324617 – KDE text search (ex: filtering lists, krunner ) to enhance diacritics matching

Bug 324617 - KDE text search (ex: filtering lists, krunner ) to enhance diacritics matching

Summary: KDE text search (ex: filtering lists, krunner ) to enhance diacritics matching

Status:	CONFIRMED

Alias:	None

Product:	krunner
Classification:	Plasma
Component:	filesearch (show other bugs)
Version:	5.19.2
Platform:	Arch Linux Linux

Importance:	NOR wishlist
Target Milestone:	---
Assignee:	baloo-bugs-null

URL:
Keywords:	usability

Duplicates (4):	316077 328763 414689 426017 (view as bug list)
Depends on:
Blocks:

Reported:	2013-09-07 13:06 UTC by Radek Koníček
Modified:	2021-06-07 11:58 UTC (History)
CC List:	9 users (show)

See Also:
Latest Commit:
Version Fixed In:
Sentry Crash Report:

Attachments
Add an attachment

Note You need to log in before you can comment on or make changes to this bug.

Description Radek Koníček 2013-09-07 13:06:30 UTC

I have an idea that search dialogs such as krunner or any filter fields across kde would support enhanced diacritics matching. 
So that non-diacritic input would match all diacritic variants of text.

Reproducible: Always

Steps to Reproduce:
1.have KDE in languge whose alphabet contains diacritics (ENGLISH has not it! :|) like Slavic languages.
open any text filter dialog like System settings OR krunner.
2. you are about to find "systém" OR "system" string.
3. you type "system"
Actual Results:  
only "system" string matches

Expected Results:  
both "system", "systém" and other variants (ěë) would match.

This feature exists in Wind0ws 7.

Comment 1 Lukas Kucharczyk 2020-06-09 11:04:34 UTC

This issue still exists and it is confusing because no other platform I've used differentiates between something like system and systém.
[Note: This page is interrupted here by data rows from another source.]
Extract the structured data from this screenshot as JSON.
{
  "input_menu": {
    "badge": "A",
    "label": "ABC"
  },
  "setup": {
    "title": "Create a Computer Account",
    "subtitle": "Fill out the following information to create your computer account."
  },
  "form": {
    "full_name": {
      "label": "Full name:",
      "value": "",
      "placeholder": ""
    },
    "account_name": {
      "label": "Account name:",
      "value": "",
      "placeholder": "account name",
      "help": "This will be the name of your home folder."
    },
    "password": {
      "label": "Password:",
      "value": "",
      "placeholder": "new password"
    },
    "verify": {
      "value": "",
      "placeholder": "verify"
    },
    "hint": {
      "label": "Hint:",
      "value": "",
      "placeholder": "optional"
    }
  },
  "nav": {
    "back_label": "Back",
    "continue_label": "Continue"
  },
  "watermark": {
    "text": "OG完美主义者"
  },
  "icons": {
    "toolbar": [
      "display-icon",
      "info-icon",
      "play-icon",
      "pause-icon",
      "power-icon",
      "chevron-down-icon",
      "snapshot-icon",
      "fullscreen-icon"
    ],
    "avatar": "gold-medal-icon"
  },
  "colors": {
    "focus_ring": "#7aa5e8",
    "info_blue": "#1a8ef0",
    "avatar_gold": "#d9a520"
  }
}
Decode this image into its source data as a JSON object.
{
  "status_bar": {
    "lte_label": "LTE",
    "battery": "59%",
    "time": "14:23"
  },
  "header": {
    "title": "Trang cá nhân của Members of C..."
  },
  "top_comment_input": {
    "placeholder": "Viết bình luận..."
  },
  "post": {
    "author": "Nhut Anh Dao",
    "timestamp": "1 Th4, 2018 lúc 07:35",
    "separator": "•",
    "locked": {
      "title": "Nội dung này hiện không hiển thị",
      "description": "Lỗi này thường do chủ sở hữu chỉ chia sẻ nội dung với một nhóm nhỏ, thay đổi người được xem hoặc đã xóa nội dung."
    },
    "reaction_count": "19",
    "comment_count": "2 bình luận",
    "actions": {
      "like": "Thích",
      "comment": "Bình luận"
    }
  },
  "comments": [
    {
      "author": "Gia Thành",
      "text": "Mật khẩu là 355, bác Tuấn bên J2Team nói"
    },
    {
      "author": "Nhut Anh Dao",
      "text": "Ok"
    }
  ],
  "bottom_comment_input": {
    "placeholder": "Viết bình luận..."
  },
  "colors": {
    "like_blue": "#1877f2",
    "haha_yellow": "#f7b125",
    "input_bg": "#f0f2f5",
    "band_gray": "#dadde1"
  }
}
Is there any reason why it shouldn't be as easy to solve as stripping the diacritics from words by converting it to ASCII?

Comment 2 Lukas Kucharczyk 2020-07-04 07:53:33 UTC

Sorry for my previous comment, it sounded too confrontational.

Comment 3 Lukas Kucharczyk 2020-07-04 08:09:55 UTC

Tested it just now and both "system" and "systém" work. But for example pisma (== "fonts" in Czech) doesn't work but search for "font" finds "Písma" so I'm thinking in some cases it is the case where diacritics are accounted for and in other cases it doesn't find keywords.

Comment 4 Alexander Lohnau 2020-07-10 20:25:32 UTC

*** Bug 316077 has been marked as a duplicate of this bug. ***

Comment 5 Alexander Lohnau 2020-07-11 15:26:58 UTC

*** Bug 414689 has been marked as a duplicate of this bug. ***

Comment 6 Alexander Lohnau 2020-07-12 06:27:02 UTC

*** Bug 328763 has been marked as a duplicate of this bug. ***

Comment 7 Alexander Lohnau 2020-07-12 06:28:15 UTC

A similar patch has been made to baloo quite some time ago:
https://invent.kde.org/frameworks/baloo/commit/59318e9694c0847bcaa5e71a4fbadde877e7a33e

Comment 8 Alexander Lohnau 2020-08-31 15:57:22 UTC

*** Bug 426017 has been marked as a duplicate of this bug. ***

Comment 9 Alexander Lohnau 2020-10-31 09:16:08 UTC

I am not sure how this should be implemented, should the diacritics be removed like in the baloo patch or should we make sure that we check both the stripped and normal variant for matches?

Maybe a user whose languages actually uses diacritics can comment :)

Comment 10 veggero 2020-10-31 09:52:39 UTC

Hi! I think it is necessary to also search a non-stripped version. This is because the meaning can change leading to different results especially in file searches. As an example, italian "e" translates to "and", while "è" translates to "is".

Comment 11 Lukas Kucharczyk 2020-10-31 10:15:55 UTC

I agree with the above comment. Both need to be searched.